Goodbye monasteries, hello Trepca
Do current events in Kosovo herald the end of the Kosovo myth? The Belgrade ethnologist Ivan Colovic attempted to reply to this question at a seminar at Zabljaka last Sunday, and here is a brief, characteristic passage from his intervention. Searching for the real meaning of the conflict in Kosovo, says Colovic, some newspapers have revealed that the true heart of Kosovo lies not in the tales of Serb saints, mediaeval monasteries and graves but in the Trepca mines, with their vast mineral wealth. Nasa Borba quotes Robert Fisk writing in The Independent: 'Goodbye to monasteries and churches, Serb Orthodox graves, mosaics, frescoes and Byzantine temples. Goodbye to the spiritual strength of Kosovo. For here, deep in the mines of Trepca, lies the tangible value of this dangerous province for Slobodan Milosevic, the richest piece of property in the Balkans, the vault of Serbia, whose worth in demonstrated and estimated reserves of lead, zinc, cadmium, silver and gold is a full three billion pounds. Even if the field of Kosovo - the meadow laced with poppies where the Turks defeated mediaeval Serbia - were to be abandoned to the Albanians who comprise 90% of the population of Kosovo, what Serb would ever renounce the Trepca mine?'
The value of Trepca is here revealed, Colovic continues, to have at least one thing in common with the value of the mythical Kosovo: Serbs are dying for it. The story of Trepca is thereby reduced to a variant of the myth of the Kosovo sacrifice. In this variant the Kosovo story becomes one of buried treasure, with its fabulous value and its guardian of dread aspect.

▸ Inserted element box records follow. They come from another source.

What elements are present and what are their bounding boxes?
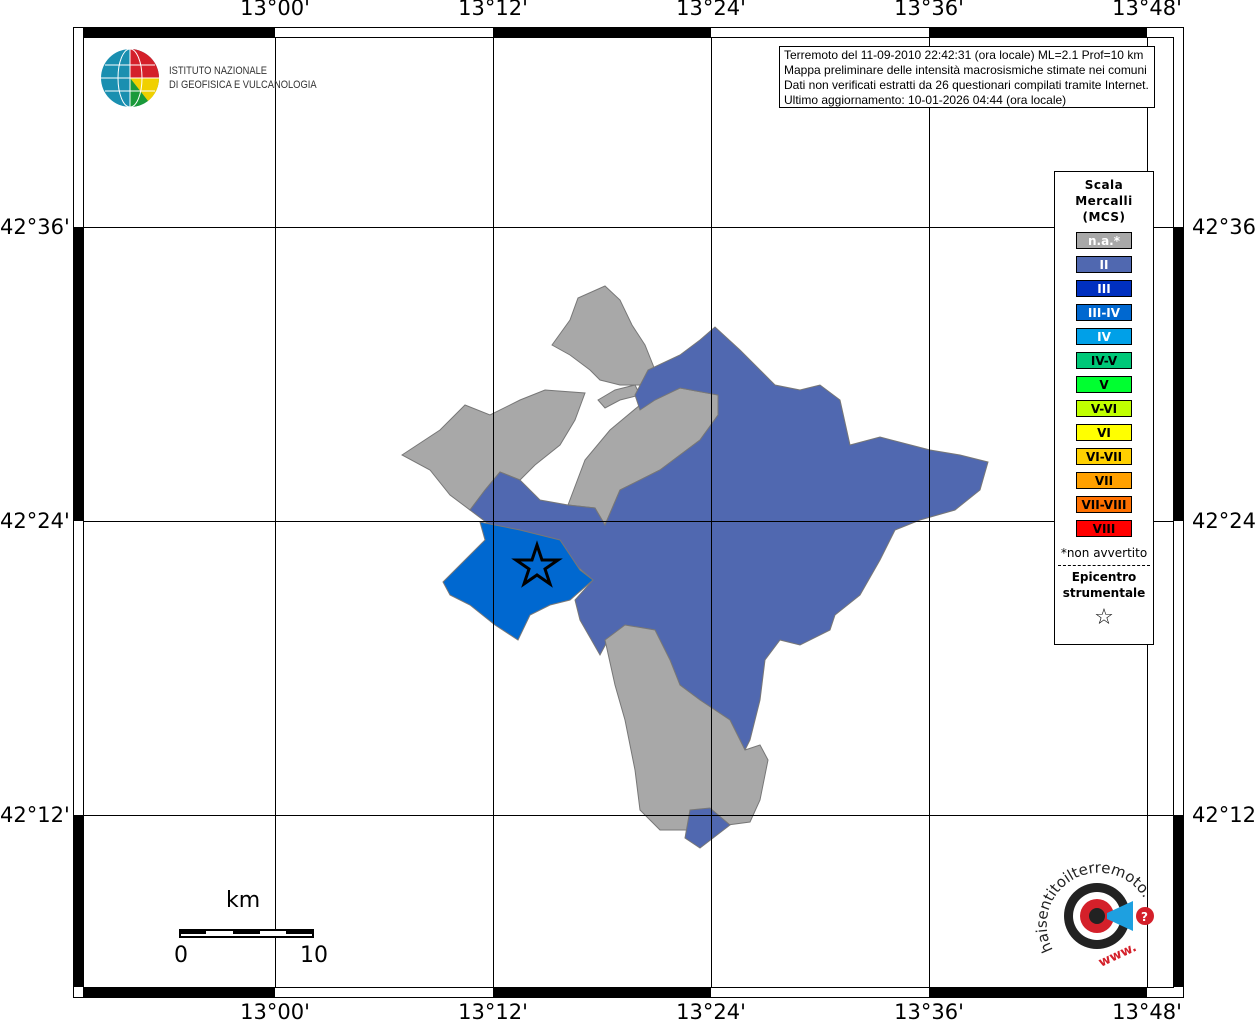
ingv-logo bbox=[101, 48, 160, 108]
star-icon: ☆ bbox=[1094, 605, 1114, 630]
lon-label-top: 13°00' bbox=[240, 0, 310, 20]
info-line: Ultimo aggiornamento: 10-01-2026 04:44 (… bbox=[784, 93, 1067, 107]
municipality-ii bbox=[684, 807, 731, 849]
legend-title-line: Scala bbox=[1084, 178, 1124, 192]
svg-text:?: ? bbox=[1141, 910, 1148, 924]
legend-swatch: VI-VII bbox=[1076, 448, 1132, 465]
lon-label-bottom: 13°12' bbox=[458, 1000, 528, 1024]
municipality-iii-iv bbox=[442, 521, 594, 641]
lat-label-left: 42°12' bbox=[0, 803, 70, 827]
scale-bar-graphic bbox=[179, 929, 314, 938]
event-info-box: Terremoto del 11-09-2010 22:42:31 (ora l… bbox=[779, 46, 1155, 108]
legend-swatch: III bbox=[1076, 280, 1132, 297]
epicenter-legend-title: Epicentro strumentale bbox=[1055, 569, 1153, 601]
legend-swatch: VI bbox=[1076, 424, 1132, 441]
haisentito-logo: haisentitoilterremoto.it ? www. bbox=[1035, 855, 1156, 971]
municipality-na bbox=[551, 285, 656, 386]
legend-divider bbox=[1058, 565, 1150, 566]
lon-label-top: 13°36' bbox=[894, 0, 964, 20]
lon-label-bottom: 13°24' bbox=[676, 1000, 746, 1024]
lat-label-right: 42°12' bbox=[1192, 803, 1256, 827]
scale-max: 10 bbox=[300, 943, 328, 968]
lon-label-top: 13°24' bbox=[676, 0, 746, 20]
legend-swatch: IV-V bbox=[1076, 352, 1132, 369]
legend-swatch: VIII bbox=[1076, 520, 1132, 537]
lat-label-left: 42°36' bbox=[0, 215, 70, 239]
legend-note: *non avvertito bbox=[1060, 546, 1148, 560]
lon-label-top: 13°12' bbox=[458, 0, 528, 20]
ingv-line: DI GEOFISICA E VULCANOLOGIA bbox=[169, 79, 317, 91]
legend-swatch: III-IV bbox=[1076, 304, 1132, 321]
legend-swatches: n.a.* II III III-IV IV IV-V V V-VI VI VI-VII VII VI… bbox=[1055, 232, 1153, 537]
lon-label-top: 13°48' bbox=[1112, 0, 1182, 20]
legend-swatch: VII bbox=[1076, 472, 1132, 489]
lat-label-left: 42°24' bbox=[0, 509, 70, 533]
info-line: Dati non verificati estratti da 26 quest… bbox=[784, 78, 1149, 92]
legend-title-line: (MCS) bbox=[1082, 210, 1126, 224]
lon-label-bottom: 13°48' bbox=[1112, 1000, 1182, 1024]
legend-swatch: VII-VIII bbox=[1076, 496, 1132, 513]
municipality-na bbox=[604, 624, 769, 831]
legend-swatch: V-VI bbox=[1076, 400, 1132, 417]
legend-swatch: n.a.* bbox=[1076, 232, 1132, 249]
lat-label-right: 42°24' bbox=[1192, 509, 1256, 533]
lon-label-bottom: 13°36' bbox=[894, 1000, 964, 1024]
ingv-line: ISTITUTO NAZIONALE bbox=[169, 65, 268, 77]
scale-unit: km bbox=[226, 888, 261, 913]
lon-label-bottom: 13°00' bbox=[240, 1000, 310, 1024]
epicenter-title-line: Epicentro bbox=[1071, 570, 1137, 584]
scale-min: 0 bbox=[174, 943, 188, 968]
legend-swatch: IV bbox=[1076, 328, 1132, 345]
epicenter-title-line: strumentale bbox=[1062, 586, 1146, 600]
municipalities bbox=[401, 285, 989, 849]
lat-label-right: 42°36' bbox=[1192, 215, 1256, 239]
ingv-logo-text: ISTITUTO NAZIONALE DI GEOFISICA E VULCAN… bbox=[169, 64, 317, 92]
mercalli-legend: Scala Mercalli (MCS) n.a.* II III III-IV IV I… bbox=[1054, 171, 1154, 645]
legend-title: Scala Mercalli (MCS) bbox=[1055, 177, 1153, 225]
legend-title-line: Mercalli bbox=[1075, 194, 1133, 208]
epicenter-star-icon bbox=[511, 540, 563, 588]
map-frame-outer bbox=[73, 27, 1184, 998]
info-line: Mappa preliminare delle intensità macros… bbox=[784, 63, 1147, 77]
legend-swatch: II bbox=[1076, 256, 1132, 273]
info-line: Terremoto del 11-09-2010 22:42:31 (ora l… bbox=[784, 48, 1144, 62]
legend-swatch: V bbox=[1076, 376, 1132, 393]
frame-ticks bbox=[74, 28, 1183, 997]
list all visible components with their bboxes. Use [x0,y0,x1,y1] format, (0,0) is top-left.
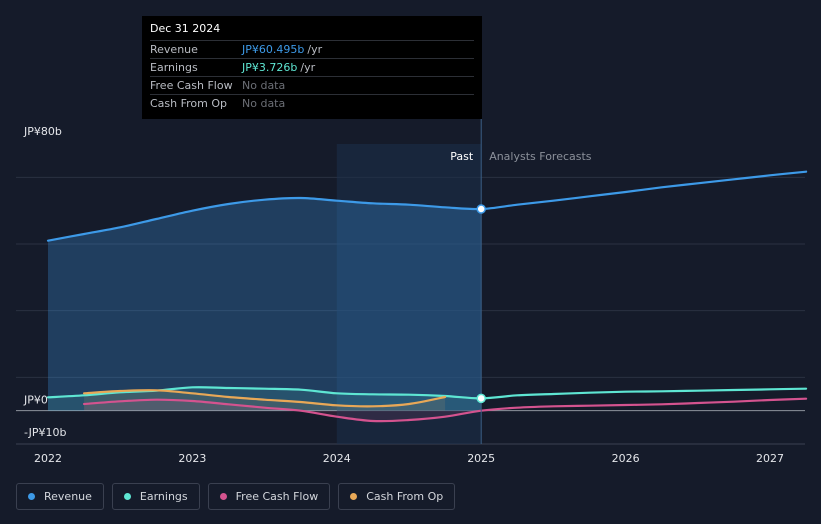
tooltip-unit: /yr [307,43,323,56]
tooltip-value: No data [242,97,288,110]
x-tick-label: 2024 [323,452,351,465]
series-lines [46,170,808,423]
legend-dot-icon [219,493,227,500]
revenue-marker [476,204,486,214]
tooltip-row-revenue: Revenue JP¥60.495b/yr [150,40,474,58]
legend-item-cash-from-op[interactable]: Cash From Op [338,483,456,510]
legend-label: Revenue [44,490,92,503]
tooltip-unit: /yr [300,61,316,74]
revenue-area [48,197,482,411]
free-cash-flow-area [84,399,482,422]
past-label: Past [450,150,474,163]
tooltip-number: No data [242,79,286,92]
legend-label: Earnings [139,490,188,503]
tooltip-date: Dec 31 2024 [150,22,221,35]
x-tick-label: 2025 [467,452,495,465]
legend-label: Free Cash Flow [235,490,319,503]
tooltip-label: Earnings [150,61,198,74]
tooltip-number: No data [242,97,286,110]
x-tick-label: 2027 [756,452,784,465]
legend-item-revenue[interactable]: Revenue [16,483,104,510]
legend-item-earnings[interactable]: Earnings [111,483,200,510]
revenue-line [46,170,808,242]
x-tick-label: 2022 [34,452,62,465]
y-tick-label: JP¥80b [23,125,62,138]
x-tick-label: 2026 [612,452,640,465]
y-axis-labels: JP¥80b JP¥0 -JP¥10b [23,125,66,439]
tooltip: Dec 31 2024 Revenue JP¥60.495b/yr Earnin… [142,16,482,119]
earnings-line [46,386,808,400]
legend-item-free-cash-flow[interactable]: Free Cash Flow [207,483,331,510]
tooltip-value: No data [242,79,288,92]
legend-dot-icon [123,493,131,500]
tooltip-label: Cash From Op [150,97,228,110]
free-cash-flow-line [83,397,808,423]
legend: Revenue Earnings Free Cash Flow Cash Fro… [16,483,456,510]
y-tick-label: -JP¥10b [24,426,66,439]
tooltip-value: JP¥3.726b/yr [242,61,315,74]
tooltip-row-earnings: Earnings JP¥3.726b/yr [150,58,474,76]
legend-label: Cash From Op [366,490,444,503]
hover-markers [476,204,486,404]
earnings-marker [476,393,486,404]
tooltip-number: JP¥60.495b [242,43,305,56]
tooltip-row-free-cash-flow: Free Cash Flow No data [150,76,474,94]
legend-dot-icon [28,493,35,500]
legend-dot-icon [350,493,358,500]
tooltip-label: Free Cash Flow [150,79,233,92]
tooltip-value: JP¥60.495b/yr [242,43,322,56]
y-tick-label: JP¥0 [23,394,48,407]
cash-from-op-line [83,389,447,408]
tooltip-number: JP¥3.726b [242,61,298,74]
x-tick-label: 2023 [178,452,206,465]
tooltip-row-cash-from-op: Cash From Op No data [150,94,474,112]
series-areas [48,197,482,422]
x-axis-labels: 2022 2023 2024 2025 2026 2027 [34,452,784,465]
tooltip-label: Revenue [150,43,198,56]
forecast-label: Analysts Forecasts [489,150,592,163]
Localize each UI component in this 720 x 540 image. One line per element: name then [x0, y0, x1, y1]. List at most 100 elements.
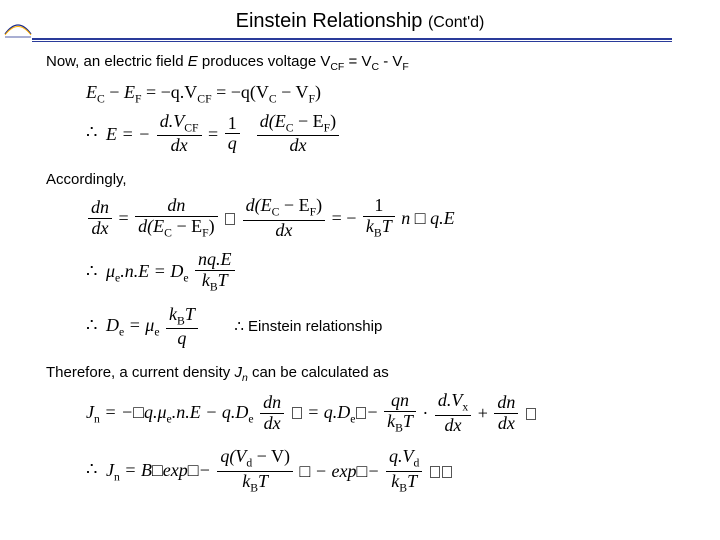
e2-d1: dx	[157, 136, 202, 156]
e3-m1dc: C	[164, 227, 172, 240]
e7-f2dc: T	[407, 471, 417, 491]
e7-f2: q.VdkBT	[386, 447, 422, 495]
e2-therefore: ∴	[86, 122, 97, 142]
equation-6: Jn = −□q.μe.n.E − q.De dndx = q.De− qnkB…	[86, 391, 686, 435]
e4-de: e	[183, 272, 188, 285]
e3-m1da: d(E	[138, 216, 164, 236]
equation-5: ∴ De = μe kBTq ∴ Einstein relationship	[86, 305, 686, 349]
e5-d: q	[166, 329, 198, 349]
intro-sub-c: C	[371, 61, 379, 73]
e3-ln: dn	[88, 198, 112, 219]
e2-n3b: − E	[294, 111, 324, 131]
e4-mu: μ	[106, 261, 115, 281]
equation-7: ∴ Jn = B□exp□− q(Vd − V)kBT □ − exp□− q.…	[86, 447, 686, 495]
e3-m2nclose: )	[316, 195, 322, 215]
e6-f2dc: T	[403, 411, 413, 431]
intro-a: Now, an electric field	[46, 53, 188, 70]
e3-eq1: =	[119, 208, 134, 228]
e3-rfrac: 1kBT	[363, 196, 395, 240]
e6-a: = −□q.μ	[100, 402, 167, 422]
e2-n2: 1	[225, 114, 240, 135]
e7-J: J	[106, 460, 114, 480]
e5-na: k	[169, 304, 177, 324]
e1-cf: CF	[197, 93, 211, 106]
e7-f2na: q.V	[389, 446, 414, 466]
e6-f2db: B	[395, 422, 403, 435]
e7-box1	[430, 466, 440, 478]
e3-box1	[225, 213, 235, 225]
e6-f4n: dn	[494, 393, 518, 414]
e6-f1: dndx	[260, 393, 284, 434]
e2-d3: dx	[257, 136, 339, 156]
e3-rdb: B	[374, 227, 382, 240]
e6-box1	[292, 407, 302, 419]
e2-e: E = −	[106, 124, 150, 144]
accordingly-text: Accordingly,	[46, 171, 127, 188]
equation-1: EC − EF = −q.VCF = −q(VC − VF)	[86, 80, 686, 108]
e1-cp: C	[269, 93, 277, 106]
e6-dot: ·	[422, 403, 433, 423]
e3-m1db: − E	[172, 216, 202, 236]
e3-ld: dx	[88, 219, 112, 239]
e6-b: .n.E − q.D	[172, 402, 249, 422]
intro-line: Now, an electric field E produces voltag…	[46, 52, 686, 74]
e7-f2nb: d	[414, 457, 420, 470]
intro-b: produces voltage V	[198, 53, 331, 70]
title-main: Einstein Relationship	[236, 10, 423, 32]
e2-d2: q	[225, 134, 240, 154]
e6-f1d: dx	[260, 414, 284, 434]
e6-f4: dndx	[494, 393, 518, 434]
e7-f1nc: − V)	[252, 446, 290, 466]
title-rule-1	[32, 38, 672, 40]
equation-2: ∴ E = − d.VCFdx = 1q d(EC − EF)dx	[86, 112, 686, 156]
e2-mid: =	[208, 124, 223, 144]
e3-m2d: dx	[243, 221, 325, 241]
e4-a: .n.E = D	[120, 261, 183, 281]
einstein-label: Einstein relationship	[244, 318, 382, 335]
intro-c: = V	[344, 53, 371, 70]
e6-f3d: dx	[435, 416, 471, 436]
equation-4: ∴ μe.n.E = De nq.EkBT	[86, 250, 686, 294]
e6-f3: d.Vx dx	[435, 391, 471, 435]
e7-th: ∴	[86, 459, 97, 479]
slide-body: Now, an electric field E produces voltag…	[46, 50, 686, 499]
e3-m2: d(EC − EF)dx	[243, 196, 325, 240]
slide-title: Einstein Relationship (Cont'd)	[0, 10, 720, 33]
e5-th: ∴	[86, 315, 97, 335]
e2-n3a: d(E	[260, 111, 286, 131]
e3-m2na: d(E	[246, 195, 272, 215]
e6-d: −	[367, 402, 377, 422]
e6-f1n: dn	[260, 393, 284, 414]
equation-3: dndx = dnd(EC − EF) d(EC − EF)dx = − 1kB…	[86, 196, 686, 240]
e3-lfrac: dndx	[88, 198, 112, 239]
e3-m1dclose: )	[209, 216, 215, 236]
e6-f2da: k	[387, 411, 395, 431]
einstein-arrow: ∴	[234, 318, 244, 335]
e7-f1: q(Vd − V)kBT	[217, 447, 293, 495]
e4-da: k	[202, 270, 210, 290]
intro-E: E	[188, 53, 198, 70]
e3-eq2: = −	[332, 208, 361, 228]
e1-m2: − V	[277, 82, 309, 102]
e4-dc: T	[218, 270, 228, 290]
e1-close: )	[315, 82, 321, 102]
e7-f1dc: T	[258, 471, 268, 491]
e4-frac: nq.EkBT	[195, 250, 235, 294]
th-J: J	[234, 364, 242, 381]
e3-tail: n □ q.E	[401, 208, 454, 228]
e2-frac1: d.VCF dx	[157, 112, 202, 156]
e6-plus: +	[478, 403, 493, 423]
e2-n1: d.V	[160, 111, 185, 131]
e1-lhs: E	[86, 82, 97, 102]
e2-n1s: CF	[184, 121, 198, 134]
e3-m1n: dn	[135, 196, 217, 217]
e6-f3n: d.V	[438, 390, 463, 410]
e6-J: J	[86, 402, 94, 422]
e4-db: B	[210, 281, 218, 294]
e6-f4d: dx	[494, 414, 518, 434]
intro-sub-cf: CF	[330, 61, 344, 73]
e6-f3ns: x	[462, 401, 468, 414]
e4-n: nq.E	[195, 250, 235, 271]
e5-mue: e	[154, 326, 159, 339]
e3-rdc: T	[382, 216, 392, 236]
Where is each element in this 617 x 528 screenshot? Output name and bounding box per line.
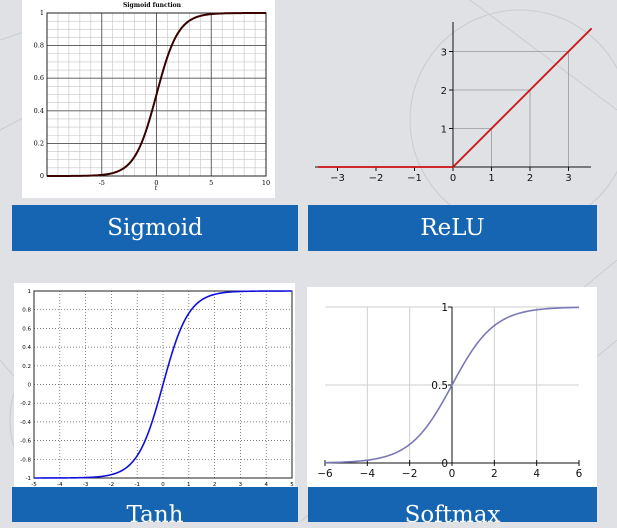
softmax-label: Softmax — [404, 502, 501, 528]
x-tick-label: 5 — [290, 482, 294, 487]
tanh-curve — [34, 290, 292, 479]
x-tick-label: 0 — [154, 179, 158, 187]
x-tick-label: -3 — [83, 482, 89, 487]
x-tick-label: 4 — [264, 482, 268, 487]
y-tick-label: 3 — [441, 48, 447, 59]
softmax-chart: −6 −4 −2 0 2 4 6 0 0.5 1 — [317, 302, 583, 480]
sigmoid-label: Sigmoid — [107, 215, 203, 241]
tanh-label-banner: Tanh — [12, 487, 298, 528]
relu-label: ReLU — [420, 215, 485, 241]
y-tick-label: 0.2 — [34, 139, 44, 147]
sigmoid-label-banner: Sigmoid — [12, 205, 298, 251]
y-tick-label: 0.2 — [22, 364, 31, 370]
y-tick-label: 0.4 — [22, 345, 31, 351]
x-tick-label: 6 — [576, 468, 583, 480]
x-tick-label: -1 — [134, 482, 139, 487]
x-tick-label: 1 — [488, 173, 494, 184]
tanh-chart: -5 -4 -3 -2 -1 0 1 2 3 4 5 -1 -0.8 -0.6 -0.4 -0.2 0 0.2 0.… — [20, 289, 294, 487]
chart-title: Sigmoid function — [123, 2, 182, 9]
y-tick-label: 1 — [441, 125, 447, 136]
x-tick-label: −2 — [402, 468, 417, 480]
x-tick-label: −1 — [407, 173, 422, 184]
x-tick-label: 2 — [491, 468, 498, 480]
x-tick-label: 5 — [209, 179, 213, 187]
x-tick-label: 0 — [449, 468, 456, 480]
plot-frame — [46, 12, 267, 177]
sigmoid-chart: Sigmoid function t -5 0 5 10 0 0.2 0.4 0.6 0.8 1 — [34, 2, 270, 192]
x-tick-label: 2 — [527, 173, 533, 184]
y-tick-label: 0 — [40, 172, 44, 180]
x-tick-label: 1 — [187, 482, 191, 487]
x-tick-label: 10 — [262, 179, 270, 187]
y-tick-label: 1 — [441, 302, 448, 314]
y-tick-label: -0.4 — [20, 420, 31, 426]
relu-chart-panel: −3 −2 −1 0 1 2 3 1 2 3 — [307, 0, 597, 198]
x-tick-label: 4 — [533, 468, 540, 480]
y-tick-label: -0.2 — [20, 401, 31, 407]
x-tick-label: 3 — [565, 173, 571, 184]
y-tick-label: 0.6 — [22, 326, 31, 332]
tanh-chart-panel: -5 -4 -3 -2 -1 0 1 2 3 4 5 -1 -0.8 -0.6 -0.4 -0.2 0 0.2 0.… — [14, 283, 295, 487]
relu-chart: −3 −2 −1 0 1 2 3 1 2 3 — [315, 22, 593, 184]
y-tick-label: 1 — [40, 9, 44, 17]
tanh-label: Tanh — [126, 502, 184, 528]
y-tick-label: 1 — [28, 289, 32, 295]
y-tick-label: 0 — [28, 383, 32, 389]
y-tick-label: 2 — [441, 86, 447, 97]
x-tick-label: −6 — [317, 468, 333, 480]
sigmoid-chart-panel: Sigmoid function t -5 0 5 10 0 0.2 0.4 0.6 0.8 1 — [22, 0, 275, 198]
relu-line — [318, 27, 593, 168]
x-tick-label: 2 — [213, 482, 217, 487]
y-tick-label: -1 — [26, 476, 31, 482]
x-axis-label: t — [155, 185, 158, 192]
x-tick-label: 0 — [161, 482, 165, 487]
y-tick-label: 0.5 — [431, 380, 448, 392]
y-tick-label: 0.8 — [34, 42, 44, 50]
x-tick-label: −4 — [360, 468, 376, 480]
x-tick-label: -5 — [99, 179, 105, 187]
x-tick-label: −2 — [369, 173, 384, 184]
relu-label-banner: ReLU — [308, 205, 597, 251]
x-tick-label: -5 — [31, 482, 37, 487]
y-tick-label: -0.6 — [20, 439, 31, 445]
y-tick-label: 0.4 — [34, 107, 44, 115]
softmax-chart-panel: −6 −4 −2 0 2 4 6 0 0.5 1 — [307, 287, 597, 487]
plot-frame — [33, 290, 293, 479]
x-tick-label: -4 — [57, 482, 63, 487]
y-tick-label: 0 — [441, 458, 448, 470]
x-tick-label: 0 — [450, 173, 456, 184]
x-tick-label: −3 — [330, 173, 345, 184]
x-tick-label: 3 — [239, 482, 243, 487]
softmax-curve — [324, 306, 580, 464]
y-tick-label: -0.8 — [20, 457, 31, 463]
y-tick-label: 0.8 — [22, 308, 31, 314]
y-tick-label: 0.6 — [34, 74, 44, 82]
x-tick-label: -2 — [109, 482, 114, 487]
sigmoid-curve — [47, 12, 266, 177]
softmax-label-banner: Softmax — [308, 487, 597, 528]
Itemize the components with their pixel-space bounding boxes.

The Kosovo myth is still alive. It is, however, in the general, and especially in the Serbian, interest that it should be terminated. For example, by comprehending the disparities between the myth and the historical facts. This is the opinion defended by Noel Malcolm. He demolishes certain arbitrary, if not wholly mythical, representations of Kosovo, arguing among other things that 'until the last hundred years or so [there was no] "ethnic conflict" between Albanians and Serbs. Slav and Albanian mountain clans had long traditions of cooperation and intermarriage, and, in some cases, legends of common ancestry.' After all, 'the ethnic divisions between Serbs and Albanians were never entirely clear-cut.' The conclusion is that Serbs could build their identity without Kosovo, which they could experience as a spiritual rather than a physical space.
Ivan Colovic's argument carries force. Serb 'map-makers' - from academicians Cosic, Markovic, Macura and Isakovic, through university professor Cavoski, to other 'national workers' of the Kalajic type - have long since 'partitioned' Kosovo: to the Serbs goes Trepca, to the Albanians all the monasteries and other Serb 'spiritual spaces'. Simply put, these 'professional' Serbs have always been ready to exchange their 'cradle of Serbdom' for (what else but) gold ! There exists, however, a different view. Arban Xhaferi, president of the Democratic Party of Albanians in Macedonia, says: 'Looked at geostrategically, I do not believe that Kosovo is so important for Serbia. Kosovo for Serbia is an appendix. Of particular geostrategic importance for Serbia are Montenegro and the Sandzak, as well as the narrow strip between Presevo and Vranja which links it to Macedonia. That corridor allows Serbia to communicate with Greece. I believe that Kosovo is in every respect lost for Serbia. Furthermore, I do not believe in any form of partition for Kosovo. That could not succeed, because the logic of maps drawn up in certain offices stands in contradiction to the logic of life.'
End of the old or beginning of a new Kosovo myth?!
Dragomir Olujic, a Belgrade sociologist and journalist, has been active in Serbian opposition circles since the late sixties and was one of the 'Belgrade Six' targeted by regime hardliners for a show trial in 1984.